Sam Trimble Design Winner: Will Chingby
Sheila Kim-Jamet -- Interior Design, 5/1/2005 12:00:00 AM
A refrigerated frosty-white display case resembling a crepe cake is the centerpiece of Sam Trimble Design's interior for the Lady M Cake Boutique, a 600-square-foot café in New York. The 24-foot-long case is fronted with a quartz agglomerate and inlaid with onyx strips, all resting on 2-inch-diameter steel legs—through which run its power lines. The table legs and the entrance door's stainless-steel handle are the lone weighty elements amid cream-painted walls and a limestone floor.

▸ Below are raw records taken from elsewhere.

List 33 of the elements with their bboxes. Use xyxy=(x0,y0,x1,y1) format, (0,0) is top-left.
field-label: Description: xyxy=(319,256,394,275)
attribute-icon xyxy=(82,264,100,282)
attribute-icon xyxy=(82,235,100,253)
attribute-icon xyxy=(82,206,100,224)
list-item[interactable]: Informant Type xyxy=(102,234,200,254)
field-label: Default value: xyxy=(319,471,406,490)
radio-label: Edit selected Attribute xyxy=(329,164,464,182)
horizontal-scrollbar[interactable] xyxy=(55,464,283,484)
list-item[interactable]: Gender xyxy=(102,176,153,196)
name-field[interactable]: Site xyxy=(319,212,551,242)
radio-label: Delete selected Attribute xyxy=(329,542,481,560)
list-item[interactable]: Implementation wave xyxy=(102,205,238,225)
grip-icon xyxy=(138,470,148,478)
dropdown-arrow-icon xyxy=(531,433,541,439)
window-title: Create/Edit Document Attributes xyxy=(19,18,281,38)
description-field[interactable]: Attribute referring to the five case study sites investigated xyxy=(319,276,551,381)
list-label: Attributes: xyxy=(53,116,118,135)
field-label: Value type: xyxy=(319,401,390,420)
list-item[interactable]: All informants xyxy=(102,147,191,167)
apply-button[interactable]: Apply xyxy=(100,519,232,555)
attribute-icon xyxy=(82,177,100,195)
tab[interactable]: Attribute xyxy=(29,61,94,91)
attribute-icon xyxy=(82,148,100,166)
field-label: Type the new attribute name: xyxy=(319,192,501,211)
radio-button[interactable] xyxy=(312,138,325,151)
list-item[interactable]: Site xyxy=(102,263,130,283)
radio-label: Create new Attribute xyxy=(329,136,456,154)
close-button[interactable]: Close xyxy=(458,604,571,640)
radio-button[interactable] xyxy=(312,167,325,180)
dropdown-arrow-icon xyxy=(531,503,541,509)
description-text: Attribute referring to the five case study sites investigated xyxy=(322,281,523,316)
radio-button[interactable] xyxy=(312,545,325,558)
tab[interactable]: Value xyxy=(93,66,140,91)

Sam Trimble tells us how his namesake firm whipped up this treat.
What's your recipe for design?
ST: When you see the client's cakes, you're struck by the rich colors and textures. The display table references a jewelry-shop experience. It also represents the layers of the Mille Crêpes stack, a signature dessert. We depicted this by alternating layers of white quartz with cream onyx.
Why express the concept in a display table rather than another element in the space?

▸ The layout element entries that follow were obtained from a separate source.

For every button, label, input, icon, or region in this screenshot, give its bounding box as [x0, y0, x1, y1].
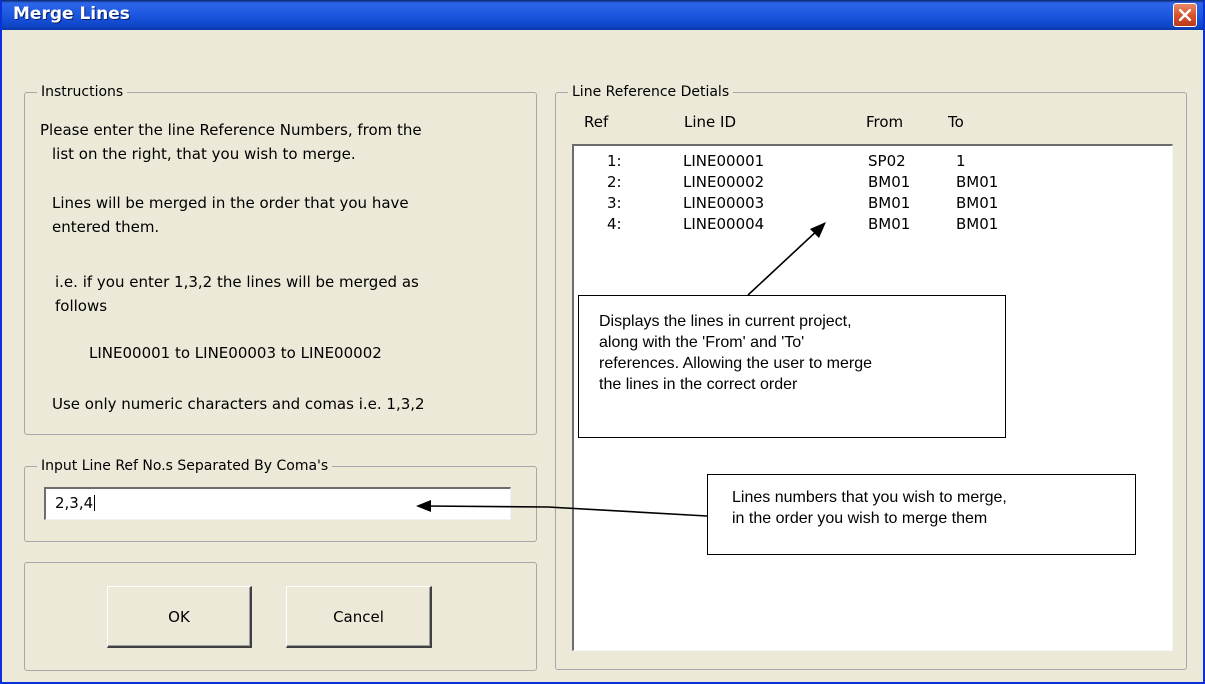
line-ref-input-value: 2,3,4: [55, 494, 94, 512]
window-title: Merge Lines: [13, 4, 130, 24]
instruction-line-1: Please enter the line Reference Numbers,…: [40, 121, 422, 139]
instructions-legend: Instructions: [37, 83, 128, 101]
row-ref: 2:: [607, 173, 622, 191]
instruction-line-6: follows: [55, 297, 108, 315]
close-icon: [1179, 9, 1191, 21]
list-item[interactable]: 4: LINE00004 BM01 BM01: [574, 215, 1172, 235]
row-to: BM01: [956, 215, 999, 233]
list-callout-line-2: along with the 'From' and 'To': [599, 334, 805, 351]
text-caret: [94, 495, 96, 511]
column-header-to: To: [948, 113, 964, 131]
row-from: SP02: [868, 152, 906, 170]
row-from: BM01: [868, 194, 911, 212]
instruction-line-7: LINE00001 to LINE00003 to LINE00002: [89, 344, 382, 362]
row-to: 1: [956, 152, 966, 170]
list-item[interactable]: 1: LINE00001 SP02 1: [574, 152, 1172, 172]
list-callout-line-4: the lines in the correct order: [599, 376, 798, 393]
instruction-line-3: Lines will be merged in the order that y…: [52, 194, 409, 212]
row-ref: 3:: [607, 194, 622, 212]
close-button[interactable]: [1173, 3, 1197, 27]
input-group-legend: Input Line Ref No.s Separated By Coma's: [37, 457, 333, 475]
buttons-group: [24, 562, 537, 671]
instruction-line-2: list on the right, that you wish to merg…: [52, 145, 356, 163]
row-from: BM01: [868, 173, 911, 191]
list-callout: Displays the lines in current project, a…: [578, 295, 1006, 438]
row-line-id: LINE00001: [683, 152, 765, 170]
list-item[interactable]: 3: LINE00003 BM01 BM01: [574, 194, 1172, 214]
row-line-id: LINE00004: [683, 215, 765, 233]
list-callout-line-3: references. Allowing the user to merge: [599, 355, 873, 372]
row-to: BM01: [956, 194, 999, 212]
row-line-id: LINE00003: [683, 194, 765, 212]
column-header-from: From: [866, 113, 904, 131]
row-from: BM01: [868, 215, 911, 233]
cancel-button[interactable]: Cancel: [286, 586, 432, 648]
row-ref: 4:: [607, 215, 622, 233]
input-callout-line-1: Lines numbers that you wish to merge,: [732, 489, 1007, 506]
title-bar[interactable]: Merge Lines: [2, 0, 1203, 30]
instruction-line-8: Use only numeric characters and comas i.…: [52, 395, 425, 413]
input-callout: Lines numbers that you wish to merge, in…: [707, 474, 1136, 555]
column-header-ref: Ref: [584, 113, 609, 131]
row-line-id: LINE00002: [683, 173, 765, 191]
line-ref-input[interactable]: 2,3,4: [44, 487, 511, 520]
row-ref: 1:: [607, 152, 622, 170]
instruction-line-4: entered them.: [52, 218, 160, 236]
list-callout-line-1: Displays the lines in current project,: [599, 313, 852, 330]
column-header-line-id: Line ID: [684, 113, 737, 131]
instruction-line-5: i.e. if you enter 1,3,2 the lines will b…: [55, 273, 419, 291]
ok-button[interactable]: OK: [107, 586, 252, 648]
input-callout-line-2: in the order you wish to merge them: [732, 510, 988, 527]
line-details-legend: Line Reference Detials: [568, 83, 734, 101]
list-item[interactable]: 2: LINE00002 BM01 BM01: [574, 173, 1172, 193]
row-to: BM01: [956, 173, 999, 191]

ST: The owner had the idea to put her cakes on a long table. So this idea highlighted the cakes by putting them on a pedestal of sorts.
What went into creating it?
ST: It's an elaborate showcase with fans, refrigeration coils, running hot and cold water, drainage, and lighting.
How do you conceal all the inner workings?
ST: The legs are conduits for all of these utilities. There are holes in the floor below them, so that all of the pipes can run right into the cellar and connect to the building's systems. That clean space below the display represents hard work by fabricators to hide its mechanisms.
What risks did you take?
ST: Apart from the table, I had never designed such a simplified entry door. It had to be uncluttered. So in addition to the very thin stainless-steel border of the front glazing, I specified an electro-mechanical lock in the head of the doorframe—no deadbolt.
For such a small detail, was there a lot of labor involved?
ST: The milled stainless-steel entry-door handle was a technical feat. My brother Brent, an industrial designer, made a detailed 3-D computer model of the handle design. It's the only element "floating" in the glass façade's expanse.